In your case of scoliosis, you have a shortage due to the concavity of the spine. There is a raised pelvis on the functional short side. Depending on what joints compensate, determines whether there will be pronation or not. Someone who just looks at the hips to the ground would incorrectly call your functionally short leg a long one.
The key thing is to look at the patient. Determine if the asymmetry is above the pelvis or below, check for equinus, and see what happens when you put the foot in neutral.
Anything can cause an asymmetry. I had a figure skater that couldn't do a mandatory figure on one leg. I stood her up and she had a noticeable curve in her spine. There didn't seem to be any reason for it, as she had flexibility in her spine, so I had her close her eyes and I wiggled her by the arms. She stood up straight as a poker. When she opened her eyes and focused on my finger, she started curving again. I sent her to an optometrist for some eye exercises, and this cured her problem. Will you see this? Probably not. I have only seen it once in 30 years.
Just as a simple rule (and this applies only if you have ruled out scoliosis and sacroiliac dysfunction) is if the ASIS and PSIS are level in neutral calcaneal stance position and both drop on the same side in relaxed calcaneal stance position, then primary foot pronation is causing the asymmetry (so look at the foot as the cause). If the ASIS and PSIS are high on the same side in neutral calcaneal stance position and become level during relaxed calcaneal stance position, then pronation is a compensation for the asymmetry (so look at the asymmetry as the cause).
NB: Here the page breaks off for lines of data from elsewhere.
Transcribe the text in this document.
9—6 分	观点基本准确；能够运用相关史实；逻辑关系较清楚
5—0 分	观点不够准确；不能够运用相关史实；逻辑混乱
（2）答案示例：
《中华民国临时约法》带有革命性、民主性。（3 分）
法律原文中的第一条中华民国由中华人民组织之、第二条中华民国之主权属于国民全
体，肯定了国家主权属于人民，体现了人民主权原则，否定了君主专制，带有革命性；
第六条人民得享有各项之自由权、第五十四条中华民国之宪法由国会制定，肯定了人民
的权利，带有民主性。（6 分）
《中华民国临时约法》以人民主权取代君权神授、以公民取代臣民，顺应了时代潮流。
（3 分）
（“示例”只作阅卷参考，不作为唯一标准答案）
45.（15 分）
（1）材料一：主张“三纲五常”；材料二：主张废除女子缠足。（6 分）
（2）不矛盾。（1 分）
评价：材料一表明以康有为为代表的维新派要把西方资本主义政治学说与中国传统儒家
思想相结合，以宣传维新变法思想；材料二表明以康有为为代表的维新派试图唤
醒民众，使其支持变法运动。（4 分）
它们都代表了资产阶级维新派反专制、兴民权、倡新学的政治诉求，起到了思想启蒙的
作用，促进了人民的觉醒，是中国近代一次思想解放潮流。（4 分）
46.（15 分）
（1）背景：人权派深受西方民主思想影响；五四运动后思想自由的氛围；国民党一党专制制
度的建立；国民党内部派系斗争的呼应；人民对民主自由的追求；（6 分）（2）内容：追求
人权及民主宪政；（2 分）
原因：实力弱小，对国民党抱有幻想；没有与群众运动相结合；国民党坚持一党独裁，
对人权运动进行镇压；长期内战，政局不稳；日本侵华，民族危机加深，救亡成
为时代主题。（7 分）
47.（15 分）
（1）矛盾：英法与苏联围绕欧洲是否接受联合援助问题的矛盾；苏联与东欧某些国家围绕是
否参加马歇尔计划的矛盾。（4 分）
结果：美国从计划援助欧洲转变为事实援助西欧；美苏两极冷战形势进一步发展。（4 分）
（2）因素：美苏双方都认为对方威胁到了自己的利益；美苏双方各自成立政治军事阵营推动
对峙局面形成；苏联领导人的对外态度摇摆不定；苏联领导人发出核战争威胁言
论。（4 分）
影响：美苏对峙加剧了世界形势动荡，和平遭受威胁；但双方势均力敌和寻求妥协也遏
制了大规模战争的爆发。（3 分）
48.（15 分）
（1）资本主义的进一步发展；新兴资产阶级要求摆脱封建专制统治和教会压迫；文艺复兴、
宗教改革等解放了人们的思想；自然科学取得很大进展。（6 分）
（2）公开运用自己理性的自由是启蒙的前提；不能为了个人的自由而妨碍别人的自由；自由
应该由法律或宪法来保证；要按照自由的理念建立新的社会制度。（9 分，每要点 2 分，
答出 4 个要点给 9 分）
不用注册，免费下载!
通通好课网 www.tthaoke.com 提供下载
Regarding short leg pronation versus long leg pronation, if ankle equinus is the compensation for a shortage, then eventually pronation will develop on this side. So we end up with a short leg with pronation. We can also see pronation as a compensation for the long leg by the evaluation above. So if you take a population and just look at pronation and leg length, you will not see a correlation between long legs and pronation.
Hi Guys,
Just saw a patient and had to smile as he presented with unilateral foot pronation. HOWEVER does not fall into Kevin's '6' catergories for causes of unilateral foot pronation. Any guesses???
I have given you a slight hint ("I had to smile")
Regards
Con
Your right CraigT, they do take a joke very well and (yes) when I was asked the question of discount I used my barber's line "No discount because there is a search fee" He laughed!